A key footbridge in the centre of the Olympic Park is currently in the process of being lifted into place. A design competition was held for the bridge in the early stages of the project, allowing it to become a key piece of architecture in the Olympic Park. The Central Park footbridge spans over the River Lea at a focal point between the Olympic Stadium and Aquatics Centre, and features both permanent and temporary elements to integrate Games and legacy use.
The permanent legacy structure features two footbridges linked by a central blade-like walkway, creating a ‘Z’ shape to the bridge that spans either side of Carpenters Lock, a unique 1930’s historic structure on the River Lea. During the Games a temporary deck will be placed between the permanent spans of the bridge to increase the width, allowing it to carry increased spectator numbers. The temporary Games-time bridge deck will be surfaced with a recycled rubber material featuring colours of the five Olympic rings.

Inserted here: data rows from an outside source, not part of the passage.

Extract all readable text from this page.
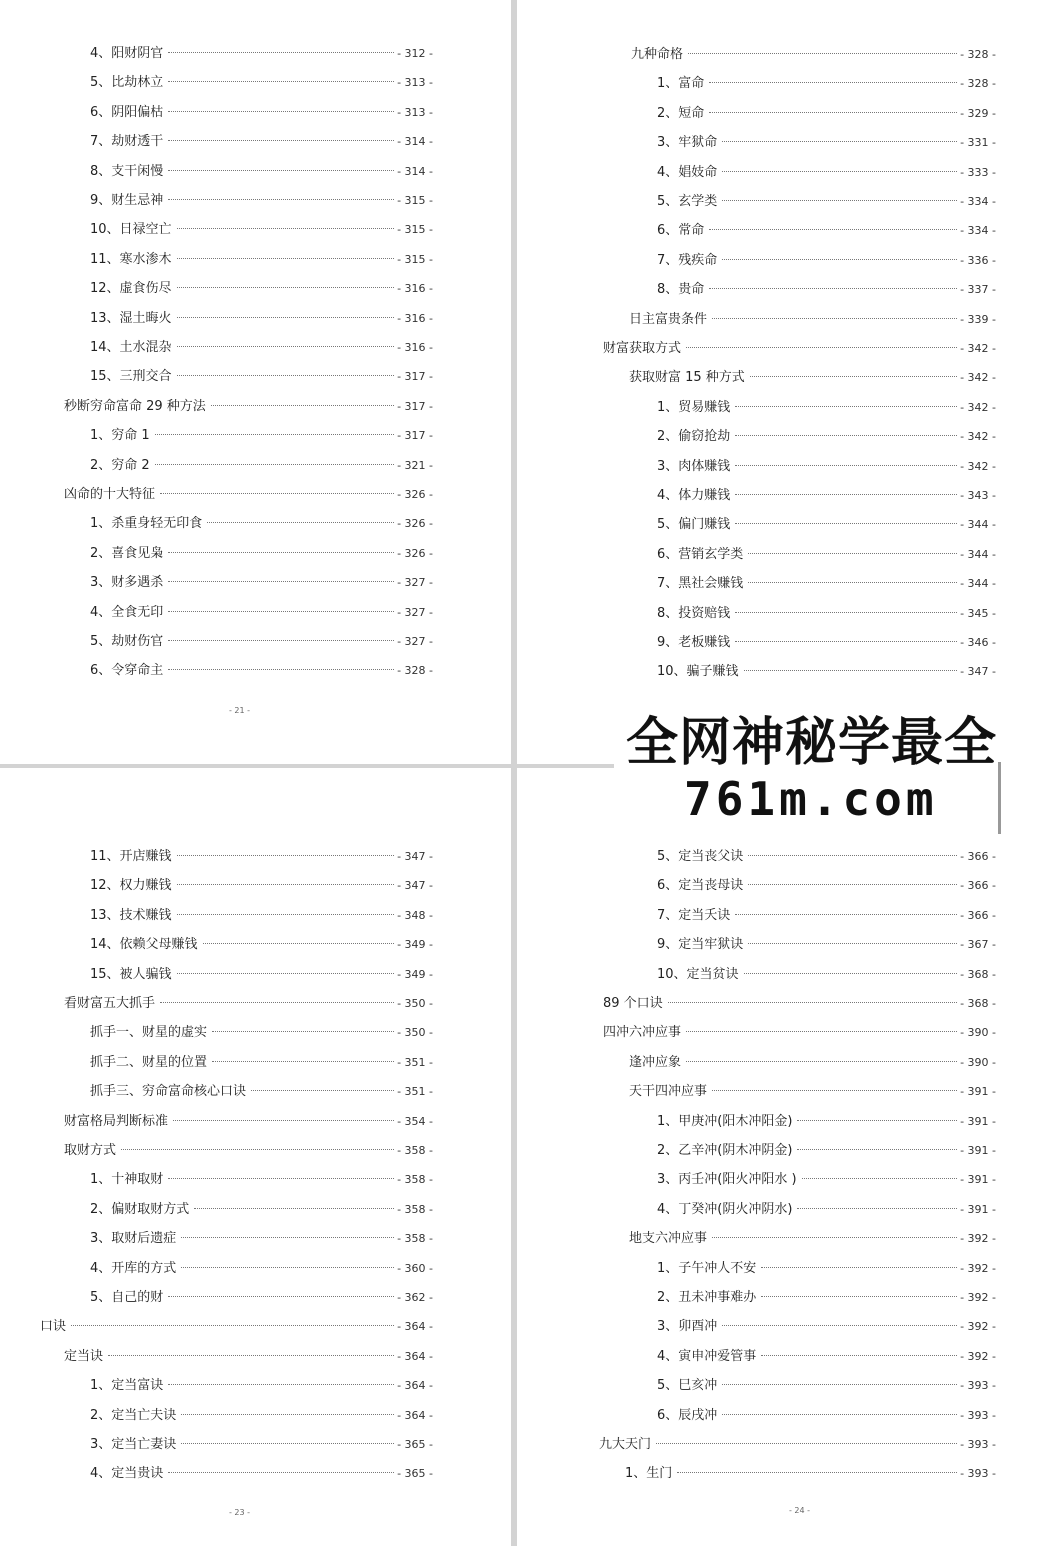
4、阳财阴官	- 312 -
5、比劫林立	- 313 -
6、阴阳偏枯	- 313 -
7、劫财透干	- 314 -
8、支干闲慢	- 314 -
9、财生忌神	- 315 -
10、日禄空亡	- 315 -
11、寒水渗木	- 315 -
12、虚食伤尽	- 316 -
13、湿土晦火	- 316 -
14、土水混杂	- 316 -
15、三刑交合	- 317 -
秒断穷命富命 29 种方法	- 317 -
1、穷命 1	- 317 -
2、穷命 2	- 321 -
凶命的十大特征	- 326 -
1、杀重身轻无印食	- 326 -
2、喜食见枭	- 326 -
3、财多遇杀	- 327 -
4、全食无印	- 327 -
5、劫财伤官	- 327 -
6、令穿命主	- 328 -
- 21 -
九种命格	- 328 -
1、富命	- 328 -
2、短命	- 329 -
3、牢狱命	- 331 -
4、娼妓命	- 333 -
5、玄学类	- 334 -
6、常命	- 334 -
7、残疾命	- 336 -
8、贵命	- 337 -
日主富贵条件	- 339 -
财富获取方式	- 342 -
获取财富 15 种方式	- 342 -
1、贸易赚钱	- 342 -
2、偷窃抢劫	- 342 -
3、肉体赚钱	- 342 -
4、体力赚钱	- 343 -
5、偏门赚钱	- 344 -
6、营销玄学类	- 344 -
7、黑社会赚钱	- 344 -
8、投资赔钱	- 345 -
9、老板赚钱	- 346 -
10、骗子赚钱	- 347 -
11、开店赚钱	- 347 -
12、权力赚钱	- 347 -
13、技术赚钱	- 348 -
14、依赖父母赚钱	- 349 -
15、被人骗钱	- 349 -
看财富五大抓手	- 350 -
抓手一、财星的虚实	- 350 -
抓手二、财星的位置	- 351 -
抓手三、穷命富命核心口诀	- 351 -
财富格局判断标准	- 354 -
取财方式	- 358 -
1、十神取财	- 358 -
2、偏财取财方式	- 358 -
3、取财后遗症	- 358 -
4、开库的方式	- 360 -
5、自己的财	- 362 -
口诀	- 364 -
定当诀	- 364 -
1、定当富诀	- 364 -
2、定当亡夫诀	- 364 -
3、定当亡妻诀	- 365 -
4、定当贵诀	- 365 -
- 23 -
5、定当丧父诀	- 366 -
6、定当丧母诀	- 366 -
7、定当夭诀	- 366 -
9、定当牢狱诀	- 367 -
10、定当贫诀	- 368 -
89 个口诀	- 368 -
四冲六冲应事	- 390 -
逢冲应象	- 390 -
天干四冲应事	- 391 -
1、甲庚冲(阳木冲阳金)	- 391 -
2、乙辛冲(阴木冲阴金)	- 391 -
3、丙壬冲(阳火冲阳水 )	- 391 -
4、丁癸冲(阴火冲阴水)	- 391 -
地支六冲应事	- 392 -
1、子午冲人不安	- 392 -
2、丑未冲事难办	- 392 -
3、卯酉冲	- 392 -
4、寅申冲爱管事	- 392 -
5、巳亥冲	- 393 -
6、辰戌冲	- 393 -
九大天门	- 393 -
1、生门	- 393 -
- 24 -
全网神秘学最全
761m.com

The first structural steel elements of the Central Park bridge have now been lifted into place with an 8 metre-wide southern span weighing approximately 50 tonnes and a 6 metre-wide northern span weighing around 45 tonnes now installed. Work to lift in the central blade-like walkway will take place later in the Spring. The structural elements of the bridge will then be clad with mirror-finished stainless steel designed to reflect the sunlight off the water in the River Lea.